Никто не ответил и на этот призыв. Тогда Торели лег на траву и негромко запел, хотя хотелось ему в эту минуту не петь, а плакать. Он запел песню, знакомую каждому грузину от мала до велика:

Ничего прекрасней нет на свете Золотого солнца на рассвете. Храму Джвари не отыщешь пару, Нет цариц, похожих на Тамару.

Хитрость Торели удалась. Не успел он спеть свою песню до конца, как из кустов появились рыболовы. Они робко, поглядывая друг на друга, подошли поближе к поющему Торели и остановились в отдалении.

— Эй, дядя, ты, правда, христианин?

— Ну конечно, христианин, разве вы не видите?

— А ты, правда, грузин?

— Самый настоящий грузин. Если не верите, то смотрите. — Торели встал на колени и трижды осенил себя крестным знамением. Крестясь, он каждый раз приговаривал: — Всеми святыми клянусь, что я грузин.

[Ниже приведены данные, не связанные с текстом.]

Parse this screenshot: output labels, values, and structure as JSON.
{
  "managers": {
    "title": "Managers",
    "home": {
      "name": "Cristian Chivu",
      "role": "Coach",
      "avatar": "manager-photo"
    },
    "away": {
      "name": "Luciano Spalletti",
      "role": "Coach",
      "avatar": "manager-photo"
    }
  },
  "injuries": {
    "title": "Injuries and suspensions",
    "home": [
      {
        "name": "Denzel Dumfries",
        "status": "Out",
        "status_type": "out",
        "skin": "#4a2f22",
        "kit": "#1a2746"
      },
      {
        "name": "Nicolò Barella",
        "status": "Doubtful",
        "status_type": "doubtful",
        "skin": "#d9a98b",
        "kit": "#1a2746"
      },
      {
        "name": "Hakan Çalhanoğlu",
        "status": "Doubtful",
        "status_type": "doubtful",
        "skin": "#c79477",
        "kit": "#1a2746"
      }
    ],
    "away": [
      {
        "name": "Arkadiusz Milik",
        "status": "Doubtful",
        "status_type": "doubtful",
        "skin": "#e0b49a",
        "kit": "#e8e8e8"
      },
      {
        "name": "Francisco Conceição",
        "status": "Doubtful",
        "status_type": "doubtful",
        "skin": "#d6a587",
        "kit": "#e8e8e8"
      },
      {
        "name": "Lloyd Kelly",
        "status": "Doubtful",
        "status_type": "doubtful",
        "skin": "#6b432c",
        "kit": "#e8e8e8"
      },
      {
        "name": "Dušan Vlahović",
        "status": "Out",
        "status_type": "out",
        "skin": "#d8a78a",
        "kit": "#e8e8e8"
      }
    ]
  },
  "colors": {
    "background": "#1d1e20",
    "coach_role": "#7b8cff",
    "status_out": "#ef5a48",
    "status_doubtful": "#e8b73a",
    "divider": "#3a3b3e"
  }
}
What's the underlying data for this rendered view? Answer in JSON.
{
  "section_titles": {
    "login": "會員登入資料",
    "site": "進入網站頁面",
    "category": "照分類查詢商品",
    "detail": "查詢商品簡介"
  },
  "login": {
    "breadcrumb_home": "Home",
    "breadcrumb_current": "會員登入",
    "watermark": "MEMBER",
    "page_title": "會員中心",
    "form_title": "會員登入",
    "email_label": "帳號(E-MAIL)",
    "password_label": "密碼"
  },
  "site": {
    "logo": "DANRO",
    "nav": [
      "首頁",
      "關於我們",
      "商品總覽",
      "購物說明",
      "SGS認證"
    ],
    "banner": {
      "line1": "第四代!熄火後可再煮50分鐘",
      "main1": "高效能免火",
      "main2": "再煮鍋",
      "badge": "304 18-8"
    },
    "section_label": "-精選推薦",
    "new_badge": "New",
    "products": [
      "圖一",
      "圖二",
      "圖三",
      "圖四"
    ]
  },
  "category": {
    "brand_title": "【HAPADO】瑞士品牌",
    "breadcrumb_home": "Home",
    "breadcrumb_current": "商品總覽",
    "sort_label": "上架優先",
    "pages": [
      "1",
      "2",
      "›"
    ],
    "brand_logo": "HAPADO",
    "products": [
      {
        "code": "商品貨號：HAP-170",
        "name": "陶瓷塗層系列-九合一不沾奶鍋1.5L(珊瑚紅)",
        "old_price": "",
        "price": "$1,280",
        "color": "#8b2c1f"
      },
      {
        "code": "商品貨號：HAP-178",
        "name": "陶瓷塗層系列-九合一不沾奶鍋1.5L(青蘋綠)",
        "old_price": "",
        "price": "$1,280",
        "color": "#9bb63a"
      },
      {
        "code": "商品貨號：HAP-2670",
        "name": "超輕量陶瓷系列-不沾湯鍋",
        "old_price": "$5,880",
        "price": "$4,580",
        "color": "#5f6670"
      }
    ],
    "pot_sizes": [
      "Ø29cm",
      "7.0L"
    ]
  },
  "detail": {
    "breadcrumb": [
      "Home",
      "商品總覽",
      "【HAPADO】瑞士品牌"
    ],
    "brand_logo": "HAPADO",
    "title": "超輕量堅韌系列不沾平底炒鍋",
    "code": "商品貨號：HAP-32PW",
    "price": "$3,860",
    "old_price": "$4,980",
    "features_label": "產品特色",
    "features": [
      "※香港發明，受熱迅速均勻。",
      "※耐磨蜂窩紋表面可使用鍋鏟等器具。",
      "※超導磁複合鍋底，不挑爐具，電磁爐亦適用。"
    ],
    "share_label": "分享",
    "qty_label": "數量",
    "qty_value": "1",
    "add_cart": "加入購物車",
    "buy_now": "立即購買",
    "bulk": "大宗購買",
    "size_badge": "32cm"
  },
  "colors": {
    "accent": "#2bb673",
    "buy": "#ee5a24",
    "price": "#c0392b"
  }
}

Парни немного осмелели после такого решительного поступка незнакомца и подошли поближе.

— Вы здешние? — спросил у них Торели.

— Мы-то здешние, — отвечали они, — но в этих местах никто теперь не живет, все скрываются в лесу. Мы тоже пришли из леса.

— Три дня я ничего не ел, — сообщил им Торели, выразительно поглядывая на хурджини с бурдючком.

Ребята развязали хурджини и на зеленой траве разложили еду: вареную курицу, хлеб. Торели не стал ждать особого приглашения. Тотчас подошел он к самобранному столу, сел тут же на камень, переломил хлеб, вырвал у курицы ногу и стал есть так жадно, что хозяева только переглядывались. Незнакомец торопился, будто боялся, что сейчас у него все отнимут и он снова останется без пищи. Сами хозяева хурджини к еде не прикасались сидели в некотором отдалении.

— Может, выпьешь вина? — спросил один из них.

— Как не выпить, если бы вы оказали такую милость.

— Так кто тебя знает, некоторые мусульмане не пьют.

— Какой же я мусульманин! Говорят вам, я настоящий христианин. Вы не глядите на мою одежду. Я действительно жил среди мусульман. Семь лет я находился в плену у султана хорезмийцев Джелал-эд-Дина.

— Семь лет!

— Да, доходит седьмой год, ни много и ни мало. — Торели принял в руки полную чашу. — Да благословенна будет благодать этого вина. Пусть вечно здравствует народ и процветает страна, дающая это вино. Пусть минует их черное горе, пусть окружают их светлые радости. Ах, что за вино!

Торели перевел дух, вытер усы и снова принялся за еду.

— Сам-то откуда? — спросили они его, в свою очередь.

— Сам я из Тори, из Ахалцихского края.

— Шалва Ахалцихели, говорят, был из Тори, — осведомленно сообщил один из ребят.

— Все торцы и Ахалцихели погибли у Гарниси, — еще осведомленнее объяснил второй. — Ни одного не осталось в живых.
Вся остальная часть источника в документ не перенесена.